Ihrem Gegenüber wendet sie sich mit einer Aufmerksamkeit zu, als gäbe es nach diesem Probenvormittag nichts Wichtigeres als ein Interview. Klar, dass sie nicht auf das abgeschabte rote Sofa gesunken ist: Midori sitzt auf dem Klavierhocker, die Füße baumeln hoch überm Boden und so virtuos ineinander verknotet, dass ihre Besitzerin in ihrem geblümten, wadenlangen Rock einen Moment lang wie ein kleines Mädchen wirkt.

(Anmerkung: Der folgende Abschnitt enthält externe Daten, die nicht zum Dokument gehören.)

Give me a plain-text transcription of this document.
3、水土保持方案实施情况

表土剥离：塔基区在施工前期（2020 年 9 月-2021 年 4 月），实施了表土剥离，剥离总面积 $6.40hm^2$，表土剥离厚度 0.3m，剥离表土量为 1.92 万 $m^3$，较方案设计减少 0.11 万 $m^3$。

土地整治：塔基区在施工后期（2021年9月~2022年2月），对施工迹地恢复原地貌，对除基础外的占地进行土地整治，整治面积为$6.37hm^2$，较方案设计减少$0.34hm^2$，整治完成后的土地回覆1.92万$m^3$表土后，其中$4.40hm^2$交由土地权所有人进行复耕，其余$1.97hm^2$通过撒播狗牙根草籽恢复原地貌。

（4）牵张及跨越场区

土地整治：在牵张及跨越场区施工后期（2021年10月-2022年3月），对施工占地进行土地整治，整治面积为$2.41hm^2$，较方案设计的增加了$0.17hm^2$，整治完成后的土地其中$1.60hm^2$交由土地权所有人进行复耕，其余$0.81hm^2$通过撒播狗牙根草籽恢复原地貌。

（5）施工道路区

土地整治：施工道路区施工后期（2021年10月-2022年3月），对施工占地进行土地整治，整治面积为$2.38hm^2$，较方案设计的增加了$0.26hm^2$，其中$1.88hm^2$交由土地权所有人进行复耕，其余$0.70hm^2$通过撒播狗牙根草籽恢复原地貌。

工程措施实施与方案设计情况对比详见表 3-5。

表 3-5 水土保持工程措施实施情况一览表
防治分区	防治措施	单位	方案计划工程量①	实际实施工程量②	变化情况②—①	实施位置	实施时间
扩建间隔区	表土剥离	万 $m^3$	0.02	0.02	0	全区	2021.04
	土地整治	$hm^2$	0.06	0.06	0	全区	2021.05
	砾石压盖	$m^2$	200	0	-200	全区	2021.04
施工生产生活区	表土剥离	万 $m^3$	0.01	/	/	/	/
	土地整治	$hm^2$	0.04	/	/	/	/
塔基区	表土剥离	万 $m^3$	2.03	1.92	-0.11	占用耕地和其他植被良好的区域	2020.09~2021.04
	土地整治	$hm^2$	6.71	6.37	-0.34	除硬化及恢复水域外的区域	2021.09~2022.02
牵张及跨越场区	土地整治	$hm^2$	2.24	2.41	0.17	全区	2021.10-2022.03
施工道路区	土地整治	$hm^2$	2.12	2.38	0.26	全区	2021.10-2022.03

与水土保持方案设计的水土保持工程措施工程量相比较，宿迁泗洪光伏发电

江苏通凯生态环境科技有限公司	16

Aus der Nähe zeigen sich in ihrem Gesicht dann doch Lebensspuren, die Midoris 41 Jahre verraten. Ihr wird es recht sein, sie ist lange genug als Wunderkind gehandelt worden: 1971 in Osaka geboren, bekam sie als Dreijährige ersten Geigenunterricht bei ihrer Mutter. Mit gerade mal elf Jahren debütierte sie beim New York Philharmonic Orchestra. Familiäre Spannungen und später die Scheidung der Eltern konnten ihre Weltkarriere nicht aufhalten. Perfektionismus wurde ihr zur zweiten Haut. Erst als Erwachsene brach sie unter dem Leistungsdruck zusammen, sagte Konzerte ab und brachte Monate in der Psychiatrie zu. In ihrer Autobiografie "Einfach Midori", die kürzlich in zweiter Auflage erschienen ist, berichtet sie von Depressionen, Tabletten- und Magersucht. Eine Offenheit, mit der sie die üblichen Erwartungen an Namedropping und Glamour nicht gerade bediente. "Ich hätte mir nicht vorstellen können, ein Buch zu schreiben, in dem ich nicht ehrlich bin", sagt Midori. Sorge, von der Öffentlichkeit dauerhaft das Etikett "ex-magersüchtige Geigerin" verpasst zu bekommen, hat sie nicht: "Es gehört doch zu meinem Leben. Wenn die Leute durch die Lektüre genauer hinsehen, kann ich ihnen näherkommen."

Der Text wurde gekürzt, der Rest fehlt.